# rclark227's 2020 Lawn Journal



## rclark227 (Aug 20, 2019)

Hello all!

I am a little late updating my journal for 2020. We had a very mild winter in South Eastern Virginia. Not many days of freezing temps. We did get a light dusting of snow in late February. As of now the lawn is starting to wake up. Poa A is out of control so far this season. Being that I over seeded each zone last fall, I did not get to put down any pre-emergent. so far these are my 2020 apps to date:

1/5/2020

Henbit, chick weed and other seasonal broadleaf weeds

Tenacity/Bayer Advance/Hi-Yield Surfactant spot spray (I just walked the lawn in a grid fashion and sprayed any weeds that I saw)

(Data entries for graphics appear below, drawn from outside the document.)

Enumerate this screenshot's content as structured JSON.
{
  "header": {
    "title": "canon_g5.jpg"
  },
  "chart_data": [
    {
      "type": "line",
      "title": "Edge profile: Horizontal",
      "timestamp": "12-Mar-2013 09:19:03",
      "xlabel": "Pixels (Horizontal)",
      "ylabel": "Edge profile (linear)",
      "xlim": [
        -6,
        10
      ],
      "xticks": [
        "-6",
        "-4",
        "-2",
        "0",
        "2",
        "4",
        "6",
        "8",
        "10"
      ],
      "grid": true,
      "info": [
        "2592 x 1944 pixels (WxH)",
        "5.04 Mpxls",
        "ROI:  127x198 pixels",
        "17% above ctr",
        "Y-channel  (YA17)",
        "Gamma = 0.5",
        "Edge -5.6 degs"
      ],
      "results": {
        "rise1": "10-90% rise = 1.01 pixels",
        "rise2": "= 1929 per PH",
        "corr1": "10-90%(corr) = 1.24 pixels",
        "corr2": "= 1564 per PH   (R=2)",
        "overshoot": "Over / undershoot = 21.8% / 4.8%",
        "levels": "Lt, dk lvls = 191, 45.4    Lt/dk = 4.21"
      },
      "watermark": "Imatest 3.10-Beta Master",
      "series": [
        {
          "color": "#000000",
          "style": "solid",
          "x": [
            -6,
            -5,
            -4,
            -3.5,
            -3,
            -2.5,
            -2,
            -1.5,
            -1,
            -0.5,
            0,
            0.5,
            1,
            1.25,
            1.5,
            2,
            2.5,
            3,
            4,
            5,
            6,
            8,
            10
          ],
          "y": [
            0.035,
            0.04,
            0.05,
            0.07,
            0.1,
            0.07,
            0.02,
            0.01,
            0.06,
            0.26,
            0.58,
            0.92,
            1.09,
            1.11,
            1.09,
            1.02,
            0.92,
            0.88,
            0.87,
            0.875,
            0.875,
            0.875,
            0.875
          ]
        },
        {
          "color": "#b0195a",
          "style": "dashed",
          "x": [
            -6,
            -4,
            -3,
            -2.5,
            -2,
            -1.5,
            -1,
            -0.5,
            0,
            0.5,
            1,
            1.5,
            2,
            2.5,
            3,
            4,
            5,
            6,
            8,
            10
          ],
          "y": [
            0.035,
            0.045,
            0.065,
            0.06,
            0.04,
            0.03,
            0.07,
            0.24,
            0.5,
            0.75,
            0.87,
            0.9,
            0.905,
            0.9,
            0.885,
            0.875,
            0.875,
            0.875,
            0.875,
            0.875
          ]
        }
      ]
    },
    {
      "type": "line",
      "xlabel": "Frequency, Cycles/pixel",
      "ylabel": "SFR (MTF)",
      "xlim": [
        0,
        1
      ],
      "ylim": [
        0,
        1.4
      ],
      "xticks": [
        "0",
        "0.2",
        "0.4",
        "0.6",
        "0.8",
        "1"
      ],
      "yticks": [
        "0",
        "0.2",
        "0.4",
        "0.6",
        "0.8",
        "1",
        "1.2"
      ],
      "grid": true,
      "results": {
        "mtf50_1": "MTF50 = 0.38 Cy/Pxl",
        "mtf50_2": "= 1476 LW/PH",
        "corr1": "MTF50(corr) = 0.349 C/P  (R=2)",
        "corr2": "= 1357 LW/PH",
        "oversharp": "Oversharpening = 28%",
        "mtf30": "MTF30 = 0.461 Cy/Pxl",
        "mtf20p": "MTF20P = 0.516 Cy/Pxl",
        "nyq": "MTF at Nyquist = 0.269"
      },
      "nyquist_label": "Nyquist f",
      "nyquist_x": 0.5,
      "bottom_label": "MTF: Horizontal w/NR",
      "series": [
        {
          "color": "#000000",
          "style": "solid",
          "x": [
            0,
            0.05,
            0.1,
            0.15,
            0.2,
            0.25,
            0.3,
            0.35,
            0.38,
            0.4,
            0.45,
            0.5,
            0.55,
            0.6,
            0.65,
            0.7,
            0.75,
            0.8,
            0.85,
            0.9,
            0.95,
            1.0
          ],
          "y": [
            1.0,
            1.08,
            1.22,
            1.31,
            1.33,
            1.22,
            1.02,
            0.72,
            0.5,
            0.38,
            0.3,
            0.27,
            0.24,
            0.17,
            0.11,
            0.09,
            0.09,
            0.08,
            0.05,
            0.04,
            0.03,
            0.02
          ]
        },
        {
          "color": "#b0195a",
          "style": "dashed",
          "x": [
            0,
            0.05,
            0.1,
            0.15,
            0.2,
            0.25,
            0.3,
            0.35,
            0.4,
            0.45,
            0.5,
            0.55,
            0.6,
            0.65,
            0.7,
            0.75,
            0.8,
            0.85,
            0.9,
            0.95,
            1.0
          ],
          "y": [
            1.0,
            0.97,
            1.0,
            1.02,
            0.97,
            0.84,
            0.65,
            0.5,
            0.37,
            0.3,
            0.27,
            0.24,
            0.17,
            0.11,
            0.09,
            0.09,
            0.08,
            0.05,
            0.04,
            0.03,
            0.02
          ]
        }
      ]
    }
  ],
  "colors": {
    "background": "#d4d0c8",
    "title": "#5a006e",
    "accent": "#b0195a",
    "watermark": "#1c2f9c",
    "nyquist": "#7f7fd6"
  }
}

1st Mix in my backpack sprayer 4 Gal:
2 oz of Tenacity
12.8 oz Bayer Advance
4 Gal of water

2nd Mix in my backpack sprayer:
1 oz of Tenacity
6.4 oz Bayer Advance

It took a few weeks for the bleaching to begin. But, it did pretty good controlling earlier weeds.

3/15/2020

Broadcast Weed Control and Pre-emergent

Prodiamine 65 WDG/Speed Zone Herbicide/RGS

Zone 1 1500 sqft
0.63 oz Prodiamine
1.5 oz SpeedZone
6 oz RGS

Zone 2 3000 sqft
1.27 oz Prodiamine
3 oz SpeedZone
18 oz RGS

Zone 3 1500 sqft
0.63 oz Prodiamine
1.5 oz SpeedZone
6 oz RGS

Zone 4+5 1000 sqft
0.42 oz Prodiamine
1 oz SpeedZone
3 oz RGS

Zone 6 4000 sqft
1.69 oz Prodiamine
4 oz SpeedZone
24 oz RGS

3/22/2020
I mowed HOC 2" and could see the Speedzone starting to take effect on the broadleaf weeds. In the areas were the Poa A is present, still really bad. In another week or so I will apply my first fertilizer app of the year. I will be using Carbon X Pro.


----------